1. On the east coast of the U.S. there are many toll roads such as the Pennsylvania Turnpike and the Garden State Expressway. When you enter the toll road you get handed a ticket with your entrance location marked on it. Then when you exit the toll road you pay an amount based on where you entered and exited. To be precise, each segment (from exit i to exit i+1) has a cost Ci,i+1 and the cost of entering at exit j and exiting at exit k (for j < k) is equal to k-1∑i=j Ci,i+1. If the road has n exits then it has n-1 segments which can be represented in a one dimensional array, C[1,....,n-1], where C[i] holds the cost to travel from exit i to exit i + 1. Clearly, if you have the array C you can determine the cost of traveling from exit j to exit k by computing k-1∑i=j Ci,i+1 which will take O(k-j) time.

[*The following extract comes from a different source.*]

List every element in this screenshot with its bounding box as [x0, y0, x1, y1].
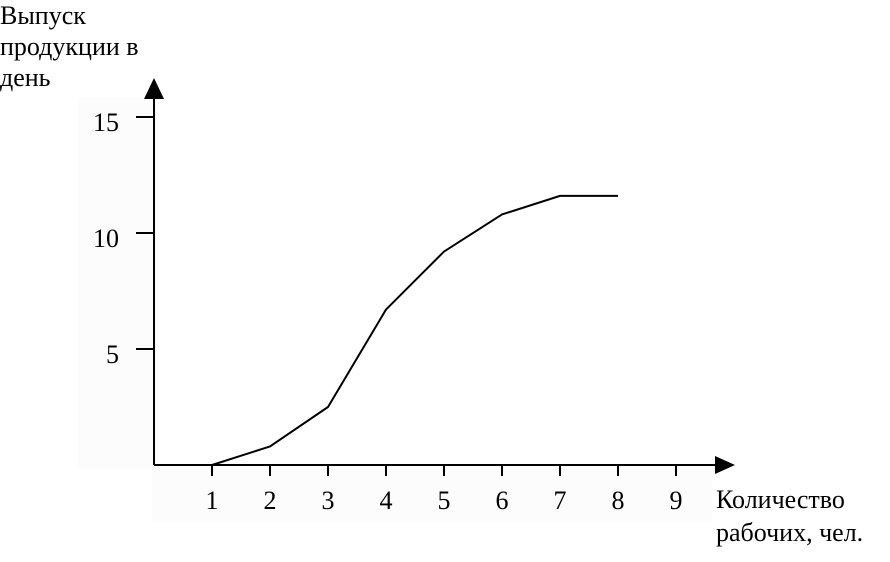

Show how to build a data structure that will allow you to determine the cost of traveling from exit j to exit k on the toll road in O(1) time. A fair answer creates a data structure that has O(n2) elements. A better answer creates a data structure that has O(n) elements.
Be sure to justify the correctness of your solution and analyze the running time required to build your data structure.
2. A binary tree is full if all of its nodes have either zero or two children. Let Bn denote the number of full binary trees with n nodes.
(a) Draw all full binary trees with 3, 5, and 7 nodes and determine the exact values of B3,B5,B7.
(b) Why did I leave out trees with an even number of nodes?
(c) For odd n devise a recurrence relation for Bn and bound its value in terms of n.
3. A one pass auction is an auction in which each bid must be immediately and irrevocably accepted or refused. Specifically, a one pass auction works as follows:
• A seller announces the availability of an item
• n buyers agree to bid on the item and are presented to the seller in random order.
• When buyer i appears he must make a bid bi > 0 without any knowledge of the bids thus far.
• The seller must decide immediately whether to accept or reject buyer i's bid. If the seller accepts then all future buyers are turned away. If the seller rejects then buyer i leaves and his bid is withdrawn.
Obviously the seller would like to maximize her profit but since she doesn't know what future bids will be and she can't accept a bid she has already rejected she will never be able to formulate an algorithm that ensures that she accepts the highest bid. She must turn to a probabilistic algorithm. Consider the following two phase algorithm that a seller may follow:
1) Reject the first n/10 bids but keep track of the largest bid seen. Call that bid B*.
2) In the remaining bids accept the first bid that surpasses B* (if none surpass B* then accept the very last bid).
Investigate this algorithm and try to answer the following questions:
(a) Using the given algorithm what is the probability that the seller accepts the highest bid?
(b) Can you come up with a better probabilistic algorithm for a one pass auction? Justify why it is better.
(c) In general, how do you determine whether one algorithm is better than another for this type of auction?